TUPELO – Michael Miller has been out of work for about a month but feels optimistic that he’ll land a job – any job – soon.
With a pregnant wife and a baby daughter expected to arrive in January, Miller is ready to begin work after moving from Jackson, Tenn., to Tupelo, where they can be closer to family.
The national unemployment rate of 7.2 percent for September was little changed from a month earlier and showed the country added about 148,000 jobs.
Miller and his wife were among visitors at the Tupelo WIN Job Center, where out-of-work folks can get help in their job search. He last worked as a stocker at Walmart in Tennessee and hopes to find work in a factory in the Lee County area.
“I have an interview today and have been on four interviews already,” he said last week.
With the holidays and a baby approaching, Miller and his wife, Alyssa Bass, are among Mississippians needing income to support their family. Right now, they’re depending on family for help.
State, regional and county data on unemployment rates for September will be delayed until November because of the recent partial government shutdown.
However, for August, preliminary reports show Mississippi’s unemployment rate at 8.5 percent, while the 16-county region comprising Northeast Mississippi reported a 9.4 percent rate of job-seekers without work, according to data from the state Department of Employment Security.
All of these numbers are adjusted to cancel out normal seasonal changes.
Joshua McGregory, 27, has also been out of work for a month.

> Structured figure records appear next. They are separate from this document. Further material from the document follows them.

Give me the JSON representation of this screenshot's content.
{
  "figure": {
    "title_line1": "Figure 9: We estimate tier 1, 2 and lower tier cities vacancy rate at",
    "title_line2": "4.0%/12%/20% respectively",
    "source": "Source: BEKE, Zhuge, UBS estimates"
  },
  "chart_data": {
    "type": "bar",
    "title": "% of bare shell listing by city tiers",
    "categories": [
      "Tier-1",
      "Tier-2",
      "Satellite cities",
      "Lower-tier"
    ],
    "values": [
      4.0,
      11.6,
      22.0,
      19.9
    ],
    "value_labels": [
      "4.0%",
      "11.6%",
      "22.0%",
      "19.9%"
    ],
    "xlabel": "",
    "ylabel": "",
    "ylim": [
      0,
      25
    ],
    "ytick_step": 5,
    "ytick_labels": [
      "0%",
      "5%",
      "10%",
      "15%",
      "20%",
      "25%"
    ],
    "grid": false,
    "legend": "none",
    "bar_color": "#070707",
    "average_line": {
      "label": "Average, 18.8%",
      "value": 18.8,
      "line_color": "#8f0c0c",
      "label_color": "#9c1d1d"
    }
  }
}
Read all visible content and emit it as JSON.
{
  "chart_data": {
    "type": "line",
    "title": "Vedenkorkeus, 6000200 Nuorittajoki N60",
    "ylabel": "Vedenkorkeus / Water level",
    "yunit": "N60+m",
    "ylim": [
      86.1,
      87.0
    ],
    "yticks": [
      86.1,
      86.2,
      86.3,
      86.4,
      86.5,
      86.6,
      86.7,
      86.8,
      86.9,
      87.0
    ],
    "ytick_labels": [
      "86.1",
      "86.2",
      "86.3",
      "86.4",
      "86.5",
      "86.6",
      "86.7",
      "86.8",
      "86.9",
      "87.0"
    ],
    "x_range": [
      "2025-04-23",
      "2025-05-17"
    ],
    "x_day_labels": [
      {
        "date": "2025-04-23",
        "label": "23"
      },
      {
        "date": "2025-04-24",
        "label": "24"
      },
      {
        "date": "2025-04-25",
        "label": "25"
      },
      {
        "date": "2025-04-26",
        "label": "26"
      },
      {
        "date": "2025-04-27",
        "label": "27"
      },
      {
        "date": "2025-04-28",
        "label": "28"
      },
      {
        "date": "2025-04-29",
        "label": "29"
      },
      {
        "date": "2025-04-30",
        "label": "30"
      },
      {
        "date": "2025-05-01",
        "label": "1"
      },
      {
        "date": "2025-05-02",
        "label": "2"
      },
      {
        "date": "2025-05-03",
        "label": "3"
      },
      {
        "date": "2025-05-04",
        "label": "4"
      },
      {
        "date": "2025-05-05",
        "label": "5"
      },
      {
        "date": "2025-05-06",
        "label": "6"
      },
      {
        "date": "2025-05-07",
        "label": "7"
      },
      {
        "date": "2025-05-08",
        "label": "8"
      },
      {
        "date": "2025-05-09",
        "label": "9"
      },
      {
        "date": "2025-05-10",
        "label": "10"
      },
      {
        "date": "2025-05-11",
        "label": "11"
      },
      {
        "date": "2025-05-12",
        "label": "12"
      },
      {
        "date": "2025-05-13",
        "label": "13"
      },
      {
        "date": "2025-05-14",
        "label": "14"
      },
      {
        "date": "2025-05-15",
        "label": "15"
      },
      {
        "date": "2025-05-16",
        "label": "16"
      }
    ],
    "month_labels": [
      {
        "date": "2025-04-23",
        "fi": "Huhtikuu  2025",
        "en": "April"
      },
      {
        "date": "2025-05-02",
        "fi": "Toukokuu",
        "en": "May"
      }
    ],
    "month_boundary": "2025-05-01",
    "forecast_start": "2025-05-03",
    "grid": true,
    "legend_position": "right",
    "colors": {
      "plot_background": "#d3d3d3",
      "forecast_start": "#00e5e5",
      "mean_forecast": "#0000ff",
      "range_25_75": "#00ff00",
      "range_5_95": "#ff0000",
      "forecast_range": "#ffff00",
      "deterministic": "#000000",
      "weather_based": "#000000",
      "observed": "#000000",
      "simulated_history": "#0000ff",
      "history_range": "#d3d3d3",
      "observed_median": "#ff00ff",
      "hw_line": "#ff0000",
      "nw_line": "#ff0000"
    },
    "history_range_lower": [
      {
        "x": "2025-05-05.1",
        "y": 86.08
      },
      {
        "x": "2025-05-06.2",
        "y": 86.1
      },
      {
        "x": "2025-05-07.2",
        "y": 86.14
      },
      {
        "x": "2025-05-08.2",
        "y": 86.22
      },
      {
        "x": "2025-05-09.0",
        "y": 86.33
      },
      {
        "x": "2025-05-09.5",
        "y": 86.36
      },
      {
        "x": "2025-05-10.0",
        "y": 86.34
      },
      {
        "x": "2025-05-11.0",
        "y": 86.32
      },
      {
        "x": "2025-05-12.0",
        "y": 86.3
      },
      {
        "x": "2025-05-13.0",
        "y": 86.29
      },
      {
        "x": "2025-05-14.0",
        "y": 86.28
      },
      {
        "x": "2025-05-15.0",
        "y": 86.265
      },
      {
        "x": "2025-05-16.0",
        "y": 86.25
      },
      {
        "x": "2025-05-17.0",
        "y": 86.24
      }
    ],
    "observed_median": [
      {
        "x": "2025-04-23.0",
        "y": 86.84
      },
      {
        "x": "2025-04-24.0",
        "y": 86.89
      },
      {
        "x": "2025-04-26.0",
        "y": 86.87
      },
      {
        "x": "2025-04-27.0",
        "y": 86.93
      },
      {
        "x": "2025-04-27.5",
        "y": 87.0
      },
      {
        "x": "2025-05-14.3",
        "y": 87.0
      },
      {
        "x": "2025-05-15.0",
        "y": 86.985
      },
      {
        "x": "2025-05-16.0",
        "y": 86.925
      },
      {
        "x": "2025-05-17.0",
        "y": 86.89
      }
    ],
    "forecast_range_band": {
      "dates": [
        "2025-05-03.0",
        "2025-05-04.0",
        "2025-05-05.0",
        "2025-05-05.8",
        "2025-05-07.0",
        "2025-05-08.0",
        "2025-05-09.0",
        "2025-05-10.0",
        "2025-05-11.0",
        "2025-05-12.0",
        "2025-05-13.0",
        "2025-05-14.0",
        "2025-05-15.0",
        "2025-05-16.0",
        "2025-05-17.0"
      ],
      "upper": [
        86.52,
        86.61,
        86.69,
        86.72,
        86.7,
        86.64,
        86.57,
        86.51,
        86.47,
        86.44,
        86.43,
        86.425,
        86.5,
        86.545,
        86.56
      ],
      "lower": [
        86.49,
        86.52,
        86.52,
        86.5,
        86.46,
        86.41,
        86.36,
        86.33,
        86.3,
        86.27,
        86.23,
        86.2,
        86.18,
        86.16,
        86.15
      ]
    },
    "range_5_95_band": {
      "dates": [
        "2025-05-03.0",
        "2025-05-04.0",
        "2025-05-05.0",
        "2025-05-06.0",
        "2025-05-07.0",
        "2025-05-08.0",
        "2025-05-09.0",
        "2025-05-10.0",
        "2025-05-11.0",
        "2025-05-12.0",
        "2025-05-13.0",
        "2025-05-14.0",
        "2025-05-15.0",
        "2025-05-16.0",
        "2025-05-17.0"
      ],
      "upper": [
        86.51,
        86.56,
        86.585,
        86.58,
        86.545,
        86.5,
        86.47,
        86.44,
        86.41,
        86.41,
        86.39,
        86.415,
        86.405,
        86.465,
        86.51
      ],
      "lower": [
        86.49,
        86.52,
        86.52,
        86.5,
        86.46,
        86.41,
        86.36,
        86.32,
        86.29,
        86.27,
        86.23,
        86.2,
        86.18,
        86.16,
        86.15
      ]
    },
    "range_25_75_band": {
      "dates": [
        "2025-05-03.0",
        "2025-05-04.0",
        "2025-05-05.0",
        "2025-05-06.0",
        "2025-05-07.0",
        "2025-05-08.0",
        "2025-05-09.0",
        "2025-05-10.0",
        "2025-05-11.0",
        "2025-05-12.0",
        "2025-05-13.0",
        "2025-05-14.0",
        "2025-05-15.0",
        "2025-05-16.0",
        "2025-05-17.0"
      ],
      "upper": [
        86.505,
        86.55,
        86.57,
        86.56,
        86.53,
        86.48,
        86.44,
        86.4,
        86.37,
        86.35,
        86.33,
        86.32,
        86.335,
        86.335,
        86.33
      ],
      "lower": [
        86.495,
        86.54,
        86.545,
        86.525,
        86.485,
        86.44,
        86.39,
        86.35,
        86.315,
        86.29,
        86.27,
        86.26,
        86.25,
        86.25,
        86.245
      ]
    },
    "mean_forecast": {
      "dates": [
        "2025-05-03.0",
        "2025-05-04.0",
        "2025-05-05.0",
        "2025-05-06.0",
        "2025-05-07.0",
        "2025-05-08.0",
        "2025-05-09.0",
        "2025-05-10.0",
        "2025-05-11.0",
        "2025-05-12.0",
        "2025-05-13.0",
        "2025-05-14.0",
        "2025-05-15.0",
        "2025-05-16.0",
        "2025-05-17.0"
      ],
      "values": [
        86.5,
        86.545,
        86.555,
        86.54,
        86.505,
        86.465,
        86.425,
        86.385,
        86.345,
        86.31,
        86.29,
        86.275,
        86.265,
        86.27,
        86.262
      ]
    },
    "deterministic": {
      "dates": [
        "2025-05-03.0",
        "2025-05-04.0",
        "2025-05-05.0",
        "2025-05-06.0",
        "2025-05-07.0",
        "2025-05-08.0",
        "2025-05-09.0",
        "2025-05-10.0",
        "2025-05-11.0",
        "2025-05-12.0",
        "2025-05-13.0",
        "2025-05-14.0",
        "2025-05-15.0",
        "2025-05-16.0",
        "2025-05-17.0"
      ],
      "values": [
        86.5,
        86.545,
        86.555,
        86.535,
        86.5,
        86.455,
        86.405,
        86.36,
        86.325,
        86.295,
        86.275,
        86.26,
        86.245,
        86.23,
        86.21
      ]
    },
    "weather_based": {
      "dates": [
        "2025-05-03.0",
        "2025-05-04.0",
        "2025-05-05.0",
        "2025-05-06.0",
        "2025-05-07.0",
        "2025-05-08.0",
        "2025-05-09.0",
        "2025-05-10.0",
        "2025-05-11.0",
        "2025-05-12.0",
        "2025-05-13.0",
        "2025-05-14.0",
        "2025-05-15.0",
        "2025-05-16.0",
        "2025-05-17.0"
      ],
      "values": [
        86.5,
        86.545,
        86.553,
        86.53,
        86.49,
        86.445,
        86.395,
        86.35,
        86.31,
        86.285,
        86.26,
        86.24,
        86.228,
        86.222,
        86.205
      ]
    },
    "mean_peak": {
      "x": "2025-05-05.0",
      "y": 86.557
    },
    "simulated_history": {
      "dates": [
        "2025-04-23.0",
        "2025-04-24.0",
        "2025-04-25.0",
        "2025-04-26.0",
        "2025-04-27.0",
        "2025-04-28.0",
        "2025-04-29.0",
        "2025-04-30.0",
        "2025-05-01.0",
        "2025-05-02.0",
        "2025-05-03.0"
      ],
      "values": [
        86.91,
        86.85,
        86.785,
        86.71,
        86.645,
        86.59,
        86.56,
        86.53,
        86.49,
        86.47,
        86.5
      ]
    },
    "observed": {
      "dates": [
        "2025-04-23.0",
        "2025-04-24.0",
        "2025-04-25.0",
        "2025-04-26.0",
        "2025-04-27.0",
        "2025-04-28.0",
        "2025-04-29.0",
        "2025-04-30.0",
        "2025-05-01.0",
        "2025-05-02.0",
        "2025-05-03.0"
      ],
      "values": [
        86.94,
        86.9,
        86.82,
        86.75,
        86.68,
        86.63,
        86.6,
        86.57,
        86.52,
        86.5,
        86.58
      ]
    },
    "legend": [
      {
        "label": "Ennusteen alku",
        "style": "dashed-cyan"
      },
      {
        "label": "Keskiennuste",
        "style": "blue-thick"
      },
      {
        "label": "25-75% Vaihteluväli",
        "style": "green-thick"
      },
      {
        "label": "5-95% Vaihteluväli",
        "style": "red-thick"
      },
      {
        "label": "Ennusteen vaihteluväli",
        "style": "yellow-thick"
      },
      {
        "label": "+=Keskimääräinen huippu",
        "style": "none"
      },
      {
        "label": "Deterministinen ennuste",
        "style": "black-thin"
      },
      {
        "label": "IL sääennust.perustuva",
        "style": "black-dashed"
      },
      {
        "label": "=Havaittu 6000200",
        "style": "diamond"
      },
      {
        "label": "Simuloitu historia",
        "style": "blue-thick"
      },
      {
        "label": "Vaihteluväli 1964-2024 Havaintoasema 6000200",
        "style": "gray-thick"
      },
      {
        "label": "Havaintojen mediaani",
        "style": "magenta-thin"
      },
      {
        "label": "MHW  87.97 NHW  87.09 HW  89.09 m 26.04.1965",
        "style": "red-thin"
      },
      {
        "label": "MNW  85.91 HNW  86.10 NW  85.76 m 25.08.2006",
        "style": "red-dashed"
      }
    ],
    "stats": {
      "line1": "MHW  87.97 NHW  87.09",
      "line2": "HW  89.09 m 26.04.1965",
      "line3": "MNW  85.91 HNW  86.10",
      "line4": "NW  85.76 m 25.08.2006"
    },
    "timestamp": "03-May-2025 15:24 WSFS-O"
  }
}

Working at Toyota Motor Manufacturing Mississippi in nearby Blue Springs, McGregory said he injured his shoulder after nine months on the job as a forklift operator and said he was replaced while recovering.
With two vehicles, a house payment and a dog, McGregory said living off his wife’s income barely allows them to pay their bills. He has applied for jobs online and in person, finding the constant rejection – told either jobs have been filled or the business isn’t accepting applications – hard to endure during an extended period of time.
“Putting in the effort is depressing when you can’t get nothing,” he said.
With limited resources, each time he drives to a business that isn’t hiring, McGregory thinks about the gas used in his vehicle to get there.
“I was told by a company to come back today,” he said. “But was told the job was filled when I got there.”
McGregory dropped out of high school in the ninth grade but earned his GED diploma and has considered going back to school to make himself more marketable for a job.
“My wife and I talked about me going back to school,” he said. “But I’d rather have a job.”
Jim Goodwin, owner of Express Employment Professionals in Tupelo, a staffing company that works with 75 companies in the region, including 16 different Toyota suppliers, said he has found people looking for work in the area fairly static in recent months. He said that’s reflective of the local economy in Tupelo staying relatively stable, with few new businesses and few existing companies closing.
“We’re not seeing anything materially going up or down,” he said.
However, Goodwin said jobs he has the highest demand to fill are skilled trade positions, jobs like electricians, plumbers, millwrights and heating and air conditioning technicians. He said challenges in filling these jobs locally have caused his company to look outside the local field of job candidates to those in other regions.
“It’s a good time to have your son be a plumber,” he said.
For out-of-work truck driver Carroll Speights, 57, the job search has lasted a year and counting. With 32 years of truck-driving experience, he said he knows he could have had a job by now, but he wants a position willing to compensate for his decades of experience.
“I guess these companies want to pay these younger kids less,” he said.
For now, Speights lives off a cushion in his bank account and doesn’t want to dip it his savings. A self-described penny-pincher, he figures he has enough money to last two or three more months without dipping into savings.
To help scrape by until he lands another full-time job, Speights said he mowed lawns for a little cash during the summer.
“A man that’s afraid of work is a man who shouldn’t be alive,” said Speights.